The kernel of each convolution kernel is different.
- The size of the convolution kernel determines [32,32]—>[28,28]
- The number of convolution kernels determines the depth of the final activation maps 6
- Because the image has 3 color channels, the size of the convolution kernel must also be 3
Ⅳ Edge Filling
In the process of convolution, it is easy to see that the edge area is less effective than the middle area, but the edge information is not unimportant, so the information that was originally in the edge area can be moved to it by edge filling. , so as to make up for the lack of some boundary information, and it is relatively fair to the boundary features.
Generally, when adding edges, adding a circle is all 0 , and the added things cannot have other effects, so add 0 ; sometimes for the convenience of calculation, you can also customize the number of circles to add.
Ⅴ Convolution result calculation
The calculation formula of the convolution result given by PyTorch official website
can be simplified as follows:
Example:输入数据为[32,32,3],使用10个[5,5,3]的卷积核进行卷积,步长为1,边界填充为2,求最终得到的特征图规模。
Ⅵ Convolution parameter sharing
Convolution parameter sharing means: if a color image with three color channels, the three channels are all convolved with the same convolution kernel parameter.
If 10 convolution kernel filters of 5 5 3 are used for convolution, 5*5*3=75,每个卷积核需要75个参数
, 75*10=750,共10个filter
, 750+10=760,每个filter都有一个偏置项bias
, 760 weight parameters are finally required. Compared with the full connection, the weight is much less.
3. Pooling layer
The pooling layer is also called downsampling and compression. Its main purpose is to reduce the characteristic parameters without any operation.
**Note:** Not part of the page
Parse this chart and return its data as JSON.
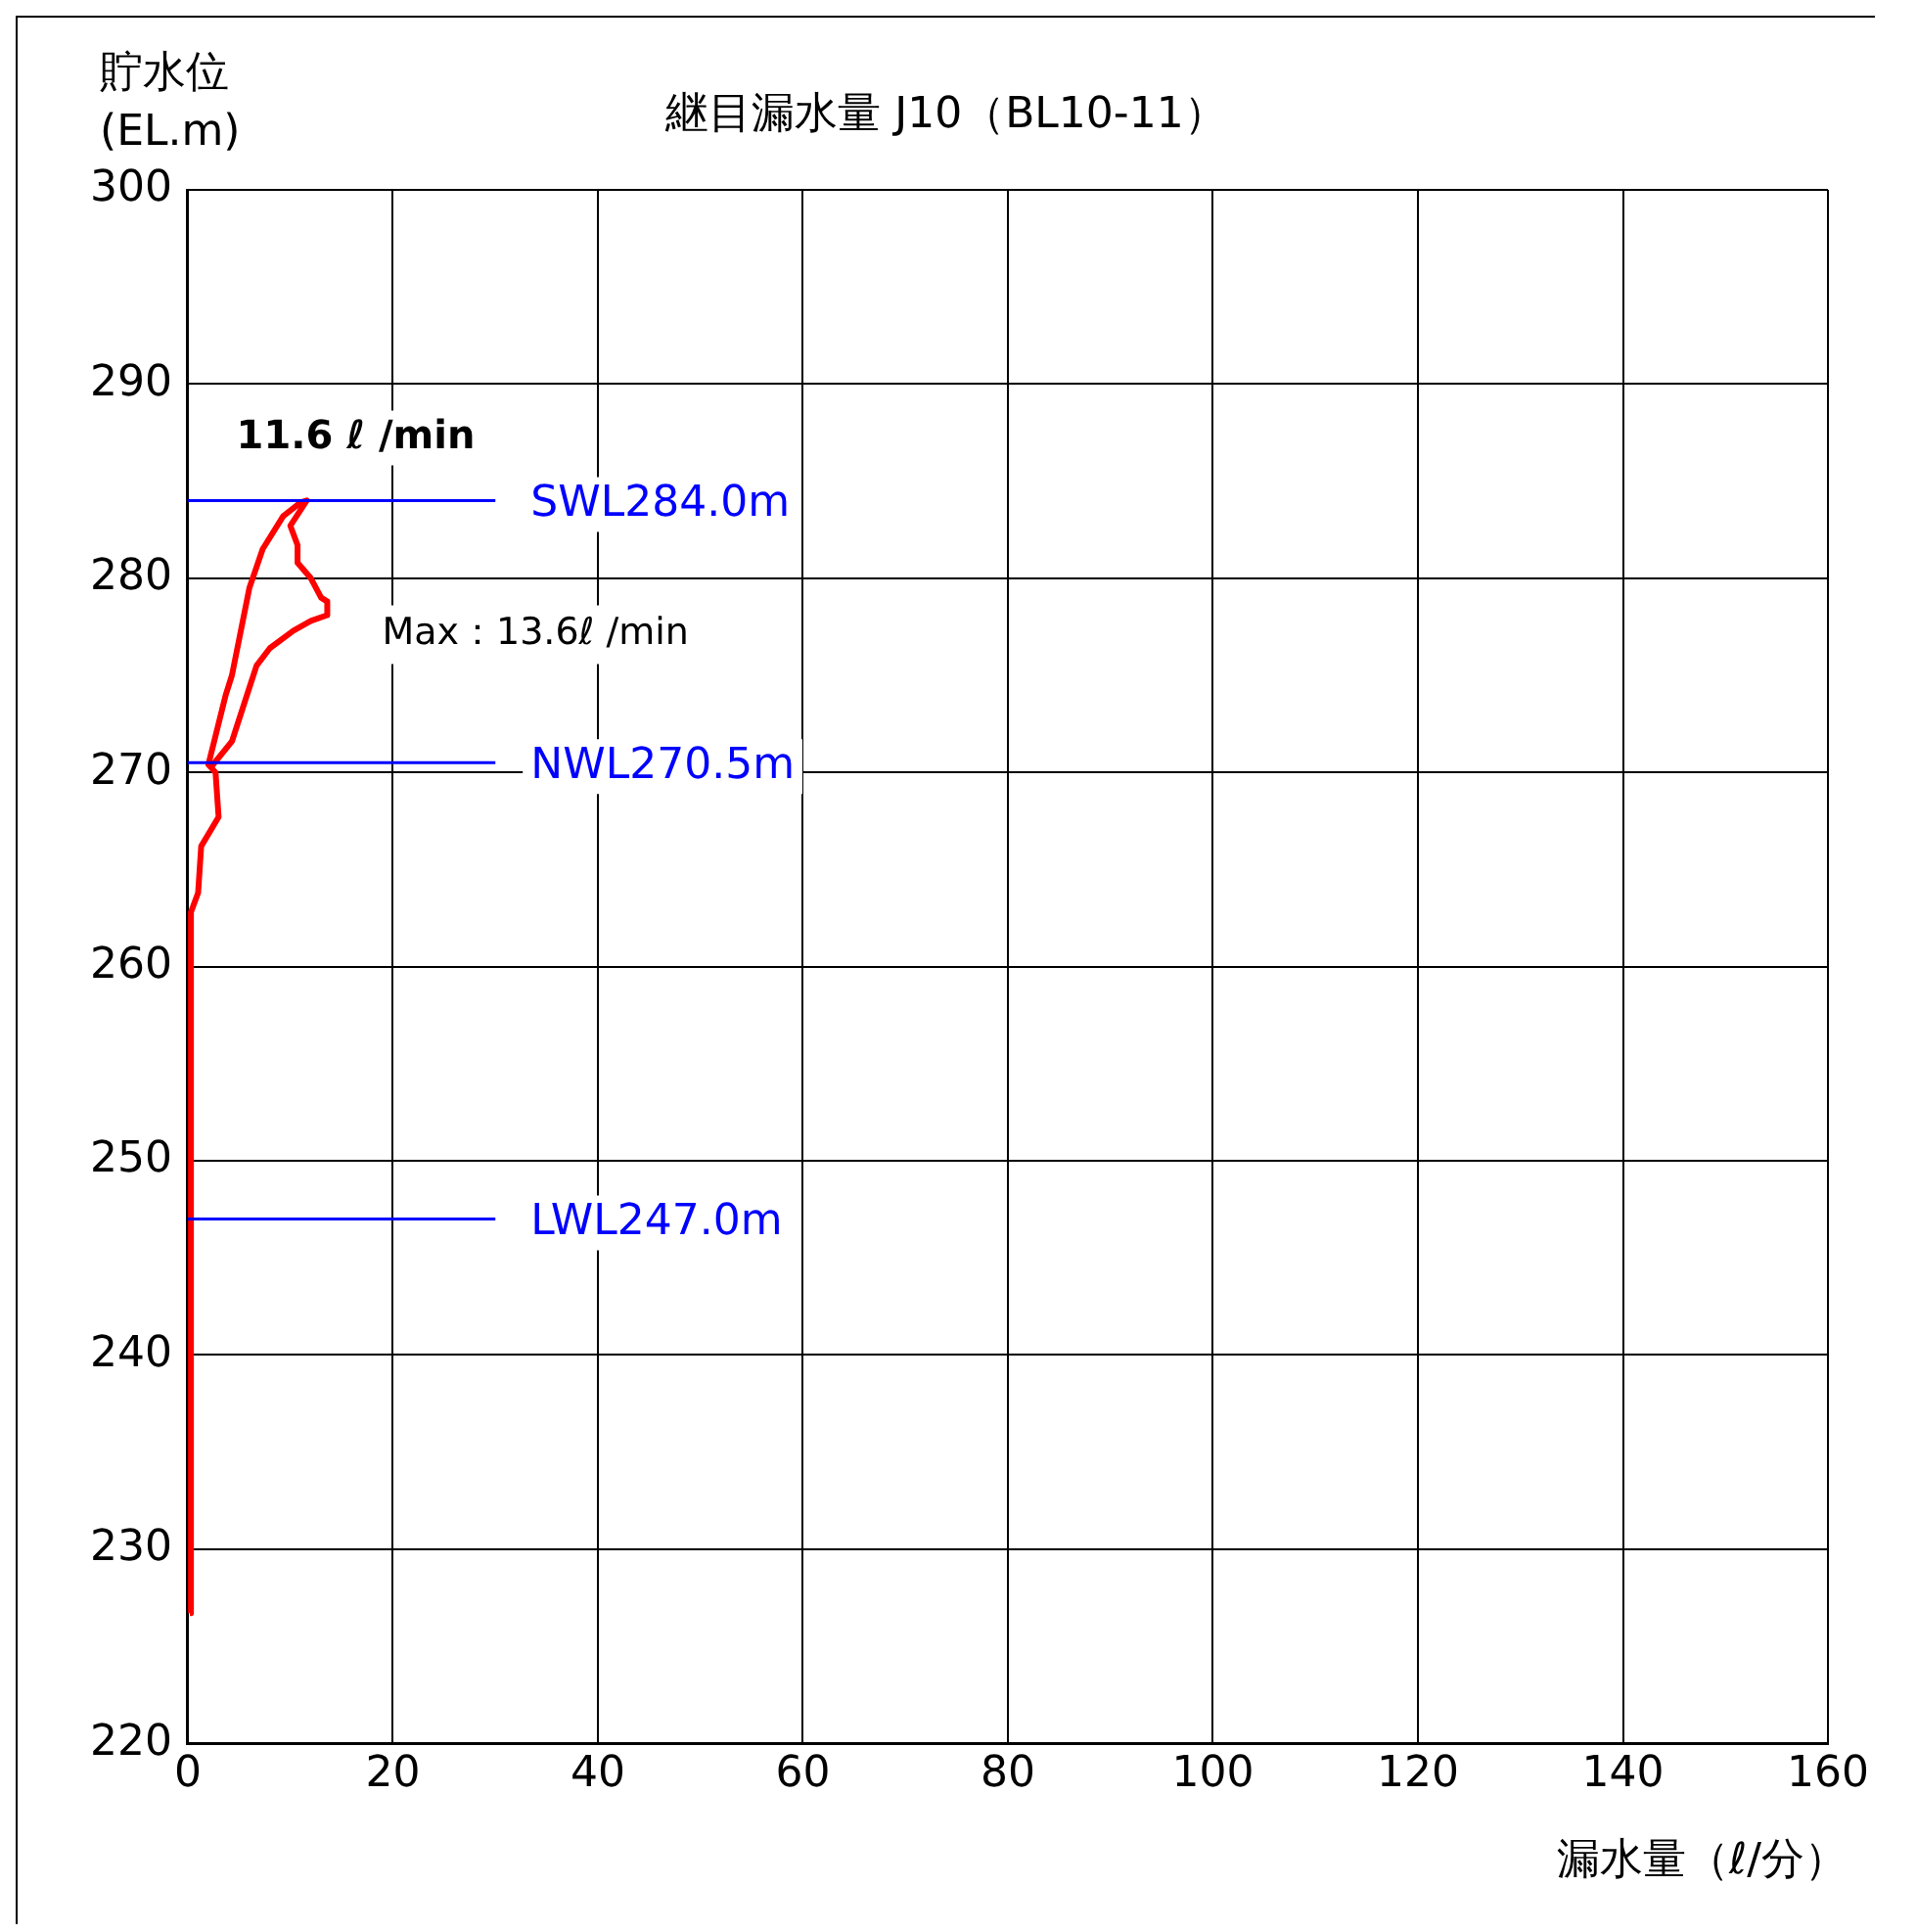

Mainly include: maximum pooling, average pooling and other pooling operations, among which maximum pooling is the most commonly used and the effect is the best
4. Fully connected layer
After convolution (the depth of the feature map is increased) and pooling (reducing the feature parameters), a three-dimensional feature map is obtained. At this time, the feature map needs to be stretched into a row of vectors, and finally connected to the FC fully connected layer according to The actual situation is output.
Example:最终归为5分类任务,即最后得到5个结果的概率值
5. Receptive field
Two convolutions are used here 3*3
, and the sliding window step size is 1, and its receptive field is 5*5
; if 3 3*3
convolution kernels are used, its receptive field is 7*7
, that is, rolled again; this 7*7
receptive field is the same as using 7*7
one The results obtained by the convolution kernel are the same. Why do many papers still use 3*3
the convolution kernel?
很明显,堆叠小的卷积核所需的参数更少一些,并且卷积过程越多,特征提取也会越细致,加入的非线性变换也随着增多,还不会增大权重参数个数,这就是VGG网络的基本出发点,用小的卷积核来完成体特征提取操作。